Robert and I have affectionately coined telling people about our situation “dropping the bomb”.
That is how it felt when the specialist first gave us the
diagnosis. It left us reeling, we went to bed, I puked and I am certain the
aftermath is going to last, well, forever. Not so unlike atomic fallout. We
will spend the rest of our lives recovering from this.
(completely unrelated, but too cute not to share)
You never realize just how many people you know, be it
co-workers, friends, family and casual acquaintances when you have to share such
horrible news. It’s not something we can keep a secret either, because one day
I will not have this huge ole belly and I will not have a snuggly newborn to
show off either.
So when we run into folks who don’t know yet and innocently
inquire about the baby, we just turn to each other, suck in a breath and “drop
the bomb”. It doesn’t feel good, because we know we just pretty much ruined
their day. And no one wants to be the messenger of death. It’s a loose, loose
situation for all parties involved.
I feel like Debbie Downer all the time. I get tired of my own story, the
broken record of having to share it, over and over and over. Some days it’s
easier to hole up in the house, rather than leave and chance having to talk
about it.
Then what do you do about all the people you don’t know who
just love to love on a pregnant woman? The little old ladies in the grocery
store, the other mothers in the coffee shop, the checkout gal at the Target. When
you have a giant baby bump everyone wants to talk to you, share in the (what
under normal circumstances would be) excitement and tell you about their own
children.
We call that selective bomb dropping. Sometimes we just
don’t even want to go there.

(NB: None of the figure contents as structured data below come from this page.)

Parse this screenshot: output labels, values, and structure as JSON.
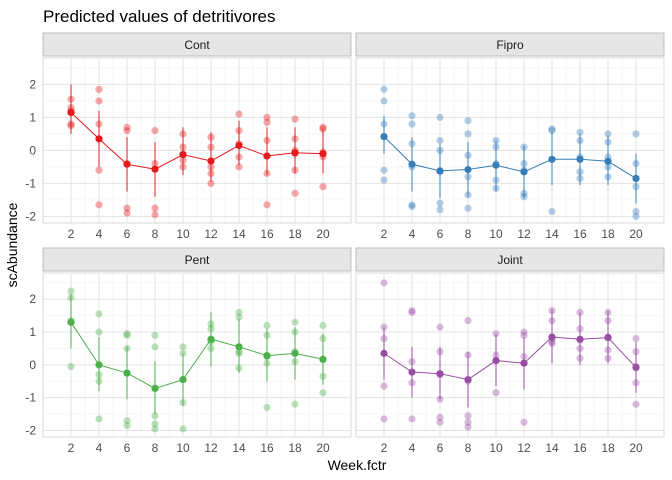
{
  "chart_data": {
    "type": "scatter",
    "title": "Predicted values of detritivores",
    "xlabel": "Week.fctr",
    "ylabel": "scAbundance",
    "categories": [
      "2",
      "4",
      "6",
      "8",
      "10",
      "12",
      "14",
      "16",
      "18",
      "20"
    ],
    "ylim": [
      -2.2,
      2.8
    ],
    "yticks": [
      -2,
      -1,
      0,
      1,
      2
    ],
    "grid": true,
    "legend": "none",
    "panels": [
      {
        "name": "Cont",
        "color": "#E41A1C",
        "predicted": [
          1.15,
          0.35,
          -0.42,
          -0.57,
          -0.13,
          -0.32,
          0.15,
          -0.17,
          -0.07,
          -0.1
        ],
        "ci_low": [
          0.5,
          -0.5,
          -1.25,
          -1.4,
          -0.75,
          -0.95,
          -0.45,
          -0.75,
          -0.7,
          -0.7
        ],
        "ci_high": [
          2.0,
          1.2,
          0.4,
          0.25,
          0.7,
          0.55,
          0.9,
          0.7,
          0.7,
          0.65
        ],
        "points": [
          [
            1.55,
            1.3,
            1.2,
            1.15,
            0.8,
            0.75
          ],
          [
            1.85,
            1.5,
            0.8,
            -0.6,
            -1.65
          ],
          [
            0.7,
            0.6,
            -0.4,
            -1.75,
            -1.9
          ],
          [
            0.6,
            -0.4,
            -1.75,
            -1.95
          ],
          [
            0.5,
            0.1,
            -0.1,
            -0.3,
            -0.5
          ],
          [
            0.4,
            0.1,
            -0.5,
            -0.7,
            -1.0
          ],
          [
            1.1,
            0.6,
            0.2,
            -0.2,
            -0.5
          ],
          [
            1.0,
            0.85,
            0.3,
            -0.7,
            -1.65
          ],
          [
            0.95,
            0.35,
            0.0,
            -0.1,
            -0.6,
            -1.3
          ],
          [
            0.7,
            0.65,
            -0.05,
            -0.2,
            -1.1
          ]
        ]
      },
      {
        "name": "Fipro",
        "color": "#377EB8",
        "predicted": [
          0.42,
          -0.42,
          -0.62,
          -0.58,
          -0.45,
          -0.65,
          -0.27,
          -0.27,
          -0.33,
          -0.85
        ],
        "ci_low": [
          -0.1,
          -1.25,
          -1.45,
          -1.4,
          -1.25,
          -1.45,
          -1.05,
          -1.05,
          -1.05,
          -1.6
        ],
        "ci_high": [
          1.05,
          0.4,
          0.2,
          0.25,
          0.3,
          0.15,
          0.55,
          0.5,
          0.45,
          -0.1
        ],
        "points": [
          [
            1.85,
            1.5,
            0.8,
            -0.6,
            -0.9
          ],
          [
            1.05,
            0.8,
            0.2,
            -0.5,
            -1.65,
            -1.7
          ],
          [
            1.0,
            0.3,
            0.0,
            -0.65,
            -1.6,
            -1.8
          ],
          [
            0.9,
            0.5,
            -0.15,
            -0.8,
            -1.35,
            -1.75
          ],
          [
            0.3,
            0.1,
            -0.4,
            -0.9,
            -1.15
          ],
          [
            0.1,
            -0.4,
            -0.6,
            -1.3,
            -1.4
          ],
          [
            0.6,
            0.65,
            -1.85
          ],
          [
            0.55,
            0.3,
            -0.2,
            -0.65,
            -0.85
          ],
          [
            0.5,
            0.25,
            -0.2,
            -0.5,
            -0.8
          ],
          [
            0.5,
            -0.4,
            -0.85,
            -1.1,
            -1.85,
            -2.0
          ]
        ]
      },
      {
        "name": "Pent",
        "color": "#4DAF4A",
        "predicted": [
          1.3,
          0.0,
          -0.25,
          -0.72,
          -0.45,
          0.78,
          0.55,
          0.28,
          0.35,
          0.17
        ],
        "ci_low": [
          0.5,
          -0.8,
          -1.05,
          -1.5,
          -1.25,
          -0.05,
          -0.25,
          -0.5,
          -0.45,
          -0.6
        ],
        "ci_high": [
          2.15,
          0.85,
          0.55,
          0.1,
          0.35,
          1.6,
          1.4,
          1.1,
          1.15,
          0.95
        ],
        "points": [
          [
            2.25,
            2.05,
            1.35,
            1.3,
            -0.05
          ],
          [
            1.55,
            1.0,
            -0.3,
            -0.5,
            -1.65
          ],
          [
            0.9,
            0.95,
            0.5,
            -0.25,
            -1.7,
            -1.85
          ],
          [
            0.9,
            0.55,
            -0.7,
            -1.55,
            -1.8,
            -1.95
          ],
          [
            0.55,
            0.35,
            -0.45,
            -1.15,
            -1.95
          ],
          [
            1.25,
            1.1,
            0.75,
            0.7,
            0.5
          ],
          [
            1.6,
            1.45,
            0.4,
            0.35,
            -0.1
          ],
          [
            1.2,
            0.9,
            0.25,
            0.05,
            -1.3
          ],
          [
            1.3,
            1.0,
            0.4,
            0.1,
            -1.2
          ],
          [
            1.2,
            0.8,
            0.15,
            -0.35,
            -0.85
          ]
        ]
      },
      {
        "name": "Joint",
        "color": "#984EA3",
        "predicted": [
          0.35,
          -0.22,
          -0.27,
          -0.45,
          0.13,
          0.05,
          0.85,
          0.78,
          0.83,
          -0.08
        ],
        "ci_low": [
          -0.45,
          -1.0,
          -1.05,
          -1.3,
          -0.65,
          -0.75,
          0.05,
          0.0,
          0.05,
          -0.85
        ],
        "ci_high": [
          1.15,
          0.55,
          0.55,
          0.4,
          0.95,
          0.85,
          1.7,
          1.6,
          1.65,
          0.7
        ],
        "points": [
          [
            2.5,
            1.15,
            0.8,
            -0.65,
            -1.65
          ],
          [
            1.65,
            1.6,
            0.1,
            -0.55,
            -1.65
          ],
          [
            1.15,
            0.4,
            -0.3,
            -1.05,
            -1.6,
            -1.75
          ],
          [
            1.35,
            0.3,
            -0.5,
            -1.55,
            -1.75,
            -1.9
          ],
          [
            0.95,
            0.3,
            -0.85
          ],
          [
            1.0,
            0.9,
            0.25,
            -1.75
          ],
          [
            1.65,
            1.35,
            0.8,
            0.7,
            0.65
          ],
          [
            1.6,
            1.1,
            0.75,
            0.5,
            0.2
          ],
          [
            1.6,
            1.35,
            0.85,
            0.45,
            0.2
          ],
          [
            0.8,
            0.4,
            -0.05,
            -0.55,
            -1.2
          ]
        ]
      }
    ]
  }
}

It’s too hard. When asked about the due date or
the sex we just cough up the generic answers, December 26th, pretty
sure it’s a boy, yes we are excited. All the while shaking our head and thinking…if
they only knew.
(It was all his idea and for the record no dogs were harmed in these events)
wah. Admittedly, I cried like a baby on the phone as Robert told me about your devastating news. The day I came over I wanted to talk with you about it, but it's just so awkward and hard to bring up. I wanted to tell you that I think (even though you chalk it up to indecision or unacting) that you're damn brave, strong, possess true love. It's impossible not to love you Diane, you're genuine, raw, unapologetically real, it's refreshing. Go, lose yourself, do what you need to do.